試乗記
【国内メーカー最新電動モデルイッキ乗り】ステアバイワイヤ仕様のレクサス「RZ550e“F SPORT”」はBEVの持つ未知の可能性を感じさせる
2026年4月1日 07:00
ステアバイワイヤとは?
トヨタ自動車のマルチパスウェイ。ストロングハイブリッドを中心にPHEV、内燃機関、燃料電池、BEV(バッテリ電気自動車)とあらゆる選択肢を排除せず、市場、用途に応じて幅広く展開する。トヨタしかできない戦略だが粛々と進められている。BEVではトヨタブランドでbz4Xを投入し、最近ではスバルのトレイルシーカーの兄弟車になるツーリングをリリースしている。

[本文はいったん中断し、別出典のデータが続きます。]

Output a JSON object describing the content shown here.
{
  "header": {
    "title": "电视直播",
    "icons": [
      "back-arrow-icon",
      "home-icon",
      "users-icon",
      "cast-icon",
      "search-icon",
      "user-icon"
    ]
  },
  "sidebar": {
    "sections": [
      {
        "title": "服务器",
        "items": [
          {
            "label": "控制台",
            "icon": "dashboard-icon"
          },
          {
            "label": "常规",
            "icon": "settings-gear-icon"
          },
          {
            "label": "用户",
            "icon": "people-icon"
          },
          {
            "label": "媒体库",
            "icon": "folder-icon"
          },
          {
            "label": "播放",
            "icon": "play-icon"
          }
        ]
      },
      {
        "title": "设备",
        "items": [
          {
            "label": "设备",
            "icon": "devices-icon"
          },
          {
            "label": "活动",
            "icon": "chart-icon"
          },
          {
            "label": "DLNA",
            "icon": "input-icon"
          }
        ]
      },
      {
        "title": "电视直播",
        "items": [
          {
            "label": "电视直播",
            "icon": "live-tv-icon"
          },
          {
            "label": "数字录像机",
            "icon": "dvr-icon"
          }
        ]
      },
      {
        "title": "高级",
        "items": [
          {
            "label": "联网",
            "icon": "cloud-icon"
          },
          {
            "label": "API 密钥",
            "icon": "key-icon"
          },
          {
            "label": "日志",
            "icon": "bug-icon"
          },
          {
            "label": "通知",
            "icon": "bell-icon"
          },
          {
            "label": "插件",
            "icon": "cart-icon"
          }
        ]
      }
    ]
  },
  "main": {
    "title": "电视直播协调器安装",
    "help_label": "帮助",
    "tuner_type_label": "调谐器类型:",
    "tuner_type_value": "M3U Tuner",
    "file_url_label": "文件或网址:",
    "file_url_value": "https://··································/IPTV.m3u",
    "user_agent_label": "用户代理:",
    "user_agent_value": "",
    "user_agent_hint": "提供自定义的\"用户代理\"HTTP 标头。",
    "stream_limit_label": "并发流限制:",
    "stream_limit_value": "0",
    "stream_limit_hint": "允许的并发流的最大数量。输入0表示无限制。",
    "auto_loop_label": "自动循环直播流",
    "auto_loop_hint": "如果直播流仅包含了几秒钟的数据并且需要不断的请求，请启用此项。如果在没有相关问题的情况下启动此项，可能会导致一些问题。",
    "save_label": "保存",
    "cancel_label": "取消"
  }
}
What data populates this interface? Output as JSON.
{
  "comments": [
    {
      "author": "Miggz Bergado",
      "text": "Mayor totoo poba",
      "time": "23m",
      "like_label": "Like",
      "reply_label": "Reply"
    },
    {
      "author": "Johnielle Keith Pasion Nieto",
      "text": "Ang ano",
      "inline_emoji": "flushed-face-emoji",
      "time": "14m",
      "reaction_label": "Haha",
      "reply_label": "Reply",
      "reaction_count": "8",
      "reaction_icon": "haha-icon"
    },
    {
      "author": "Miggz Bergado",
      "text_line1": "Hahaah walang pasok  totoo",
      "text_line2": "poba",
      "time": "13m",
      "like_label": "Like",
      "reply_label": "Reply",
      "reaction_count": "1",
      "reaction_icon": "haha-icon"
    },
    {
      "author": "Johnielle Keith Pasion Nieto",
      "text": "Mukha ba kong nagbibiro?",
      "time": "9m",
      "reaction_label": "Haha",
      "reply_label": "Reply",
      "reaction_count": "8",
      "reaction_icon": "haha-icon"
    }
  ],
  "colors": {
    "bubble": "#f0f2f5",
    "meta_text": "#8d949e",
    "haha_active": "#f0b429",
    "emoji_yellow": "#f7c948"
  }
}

一方、電動化宣言を出しているレクサスはBEVのRZを2023年にデビューさせ、現在は駆動方式、出力の異なる3種類のSUVをラインアップ。最上級のハイパフォーマンスモデル「RZ600」はすでに完売しており、トップグレードは試乗した「RZ550」になる。
特にRZ550e“F SPORT”はステアバイワイヤを装備している。初めてのシステムだけに長い時間をかけてテストされていたが、2025年秋に発売にいたった。ステアリングロッドを切り離したことで、ステアリング舵角と実際のホイールの切れ角を、速度などのパラメーターを組み合わせることで自在に変えられる。低速では小さな舵角で大きなホイールの切れ角、高速では少しの舵角でわずかなホイールの切れ角を実現している。
ハンドルはグルグルまわす必要がないので、航空機のような長方形の形を採用し、上下のスペースを得て広い足下や視界が開けた空間ができた。ハンドルの操舵角は最大200度で通常型と違って切り返すという作業がないので最初は戸惑う。
しかしメリットも大きい。例えばキックバック。通常ステアリングは路面の突起でハンドルが取られる場面もあるが、ステアバイワイヤでは軽く手を添えていればよい。傾斜した路面も同様だ。では接地感はと言えば、路面状況が分かるほどのハンドルフィールを実現しており、走行中に不安感はなかった。
高速でも同様で、路面からの余分な振動がカットされている。ドライバーの疲労軽減には大きな効果があると思う。ハンドル操舵量は通常は2.5回転~3回転。ステアバイワイヤでは200度。つまり、ほぼ半回転で駐車のような大舵角から、高速での指一本の操舵までまかなってしまう。
クルマが自然に曲がっていくような感覚
試乗は変化のあるテストコースで、中速から高速まで運転した。いろいろなコーナーがあるが、速度とコーナーのRに合わせてハンドルの操舵量がごく自然に変化し、すぐに慣れた。クルマが自然に曲がっていくような感覚だ。ドライバーに染みついたハンドルの操舵感にクルマが寄り添ってくれる感覚だ。
では駐車はどうだろう? 苦手なバック駐車をやってみた。最初は感覚が追い付かず、ハンドルを切り過ぎて狙った枠を飛び越えた。しかし軽い操舵力と少ない操作量は楽に曲げられると分かると、狙ったとおりの駐車位置に収められた。最小回転半径は5.6mと標準ハンドルと同じだが、操舵量が少なく軽いためか、小まわりが効くように感じられる。
動力性能では搭載するバッテリの総電力量は76.96kWh。出力はフロントとリアで同じモーターを使ったAWDで、167kW/268Nmの出力はすばらしい余力を生み出す。
WLTCモードでの航続距離は582kmを確保しているので、高速道路の充電網が充実してきた今、BEVの行動半径は確実に広がっている。発進力は爆発的と言うよりも力強く自然な加速だ。追い加速もピッチングが小さいフラットな姿勢で揺れが少ない。
前後駆動力配分は45:55から80:20まで流れるように変化させ、コーナリングも滑らかだ。前後のタイヤサイズも変えている。フロントは235/50R20、リアは255/40R20のダンロップ「SP SPORT MAXX」を履く。リアのワイドホイールは視覚的にもグンと踏ん張る姿勢で頼もしい。
おもしろいのは、エンジン音とトランスミッションの擬似感覚を再現するMボタンがあることだ。短い試乗ではそこまで試せなかったのが残念だった。ヒョンデのアイオニック 5 Nで味わったおもしろさにすっかり心を奪われたが、プレミアムSUVのMモードはどんな経験ができるのだろうか。
レクサスは実験的なチャレンジもしてきたブランド。RZではステアバイワイヤも一例だが、BEVの持つ未知の可能性を感じさせたモデルだった。